Distinctive cumulative values. The page_views values (1, 2, 1, 3) produce unique running totals: 1, 3, 4. If the frame clause were ROWS BETWEEN 1 PRECEDING AND CURRENT ROW instead of ROWS UNBOUNDED PRECEDING, the values would be 1, 3, 3 — the test would catch the difference.
This single test verifies ROW_NUMBER, FIRST_VALUE, and SUM with a window frame — all in one pass. If any of the window specifications are wrong, at least one expected value will be incorrect.
What Each Window Function Type Needs
ROW_NUMBER / RANK / DENSE_RANK: Test with ties. If two rows have the same timestamp, does ROW_NUMBER produce different values (non-deterministic unless you add a tiebreaker)? Does RANK produce the same value? Include tied rows in your test data if your model uses ranking.
FIRST_VALUE / LAST_VALUE: Test that the ordering is correct. LAST_VALUE in particular is tricky — its default frame is ROWS BETWEEN UNBOUNDED PRECEDING AND CURRENT ROW, which means it returns the current row, not the actual last row. If your model uses LAST_VALUE, the test should verify whether you need ROWS BETWEEN UNBOUNDED PRECEDING AND UNBOUNDED FOLLOWING.
LAG / LEAD: Test the first and last rows in each partition. LAG on the first row returns NULL (or the default value). LEAD on the last row returns NULL. These boundary cases are where off-by-one errors appear.

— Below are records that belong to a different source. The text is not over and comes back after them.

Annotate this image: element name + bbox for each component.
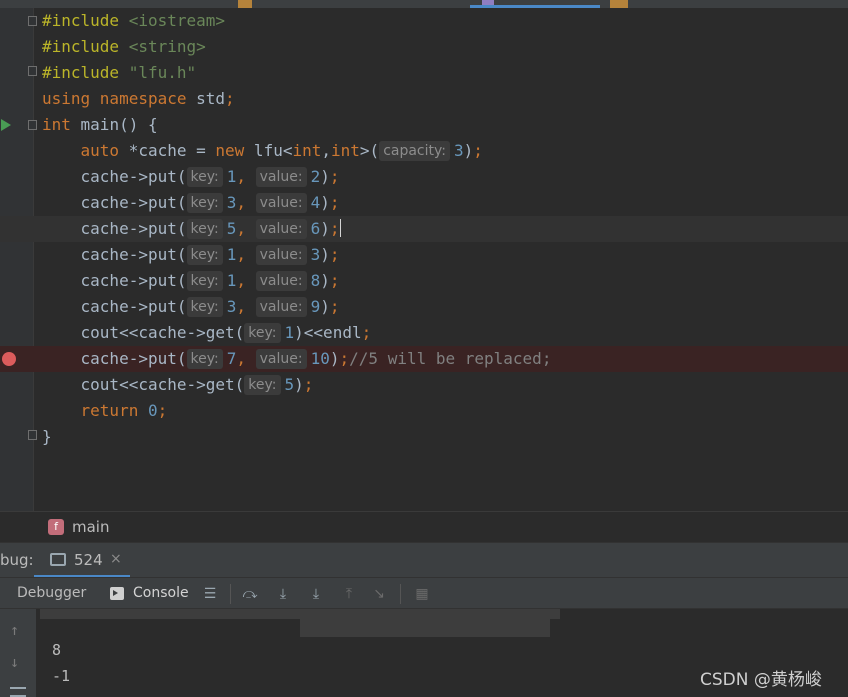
evaluate-icon[interactable]: ▦ (414, 586, 430, 602)
param-hint: value: (255, 349, 307, 369)
param-hint: value: (255, 297, 307, 317)
run-icon[interactable] (1, 119, 11, 131)
window-icon (50, 553, 66, 566)
menu-icon[interactable] (10, 687, 26, 697)
param-hint: key: (186, 193, 223, 213)
step-into-icon[interactable]: ⤓ (275, 586, 291, 602)
fold-marker-icon[interactable] (28, 430, 37, 440)
param-hint: capacity: (379, 141, 450, 161)
editor-tab-strip (0, 0, 848, 8)
param-hint: key: (186, 349, 223, 369)
code-line-10[interactable]: cache->put(key: 1, value: 3); (0, 242, 848, 268)
tab-debugger[interactable]: Debugger (17, 585, 86, 601)
param-hint: key: (186, 271, 223, 291)
breadcrumb: f main (0, 511, 848, 542)
code-line-1[interactable]: #include <iostream> (0, 8, 848, 34)
debug-session-label: 524 (74, 551, 103, 569)
fold-marker-icon[interactable] (28, 16, 37, 26)
debug-session-tab[interactable]: 524 × (34, 543, 130, 578)
console-sidebar: ↑ ↓ (0, 609, 36, 697)
breakpoint-icon[interactable] (2, 352, 16, 366)
breadcrumb-item-main[interactable]: main (72, 518, 109, 536)
param-hint: key: (186, 297, 223, 317)
run-to-cursor-icon[interactable]: ↘ (371, 586, 387, 602)
code-line-8[interactable]: cache->put(key: 3, value: 4); (0, 190, 848, 216)
code-line-16[interactable]: return 0; (0, 398, 848, 424)
code-line-9-current[interactable]: cache->put(key: 5, value: 6); (0, 216, 848, 242)
file-icon (482, 0, 494, 5)
code-line-6[interactable]: auto *cache = new lfu<int,int>(capacity:… (0, 138, 848, 164)
param-hint: value: (255, 193, 307, 213)
arrow-down-icon[interactable]: ↓ (10, 653, 19, 671)
toolbar-divider (230, 584, 231, 604)
param-hint: key: (186, 219, 223, 239)
param-hint: value: (255, 271, 307, 291)
code-line-15[interactable]: cout<<cache->get(key: 5); (0, 372, 848, 398)
menu-icon[interactable]: ☰ (202, 586, 218, 602)
code-line-7[interactable]: cache->put(key: 1, value: 2); (0, 164, 848, 190)
watermark: CSDN @黄杨峻 (700, 670, 822, 690)
editor-tab-active[interactable] (470, 0, 600, 8)
code-line-5[interactable]: int main() { (0, 112, 848, 138)
code-line-2[interactable]: #include <string> (0, 34, 848, 60)
fold-marker-icon[interactable] (28, 66, 37, 76)
param-hint: key: (244, 323, 281, 343)
text-caret (339, 219, 341, 237)
step-out-icon[interactable]: ⤒ (341, 586, 357, 602)
code-line-17[interactable]: } (0, 424, 848, 450)
code-line-13[interactable]: cout<<cache->get(key: 1)<<endl; (0, 320, 848, 346)
console-line: -1 (52, 667, 71, 685)
debug-title: bug: (0, 551, 34, 569)
code-line-11[interactable]: cache->put(key: 1, value: 8); (0, 268, 848, 294)
tab-console[interactable]: Console (133, 585, 189, 601)
console-icon (110, 587, 124, 600)
force-step-into-icon[interactable]: ⤓ (308, 586, 324, 602)
param-hint: value: (255, 167, 307, 187)
fold-marker-icon[interactable] (28, 120, 37, 130)
code-editor[interactable]: #include <iostream> #include <string> #i… (0, 8, 848, 511)
function-icon: f (48, 519, 64, 535)
param-hint: value: (255, 245, 307, 265)
console-line: 8 (52, 641, 62, 659)
debug-subtabs: Debugger Console ☰ ⤼ ⤓ ⤓ ⤒ ↘ ▦ (0, 577, 848, 609)
code-line-3[interactable]: #include "lfu.h" (0, 60, 848, 86)
step-over-icon[interactable]: ⤼ (242, 586, 258, 602)
code-line-14-breakpoint[interactable]: cache->put(key: 7, value: 10);//5 will be … (0, 346, 848, 372)
editor-tab-icon[interactable] (610, 0, 628, 8)
param-hint: key: (186, 245, 223, 265)
redacted-text (40, 609, 560, 619)
close-icon[interactable]: × (110, 551, 122, 567)
redacted-text (300, 619, 550, 637)
debug-toolwindow-header: bug: 524 × (0, 542, 848, 578)
code-line-4[interactable]: using namespace std; (0, 86, 848, 112)
arrow-up-icon[interactable]: ↑ (10, 621, 19, 639)
param-hint: value: (255, 219, 307, 239)
toolbar-divider (400, 584, 401, 604)
param-hint: key: (244, 375, 281, 395)
code-line-12[interactable]: cache->put(key: 3, value: 9); (0, 294, 848, 320)
param-hint: key: (186, 167, 223, 187)
editor-tab-icon[interactable] (238, 0, 252, 8)
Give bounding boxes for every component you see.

SUM / AVG with frame clauses: The frame specification is the biggest source of bugs. ROWS BETWEEN UNBOUNDED PRECEDING AND CURRENT ROW gives a running total. ROWS BETWEEN 1 PRECEDING AND CURRENT ROW gives a rolling two-row sum. The difference matters, and it’s hard to catch in code review. Choose test values that produce different results for different frame widths.
Common Pitfalls
Testing with already-sorted data. If your source rows happen to be in the right order, the test passes even if the ORDER BY clause is missing. Always put source rows in wrong order deliberately.
Single-row partitions only. If every partition has exactly one row, window functions trivially produce correct results. You need at least one partition with multiple rows to exercise the logic.
Symmetric values. If all page_views values are 1, then cumulative_page_views at row 2 is 2 regardless of whether the frame includes 1 or 2 preceding rows. Use asymmetric values so each possible frame width produces a different result.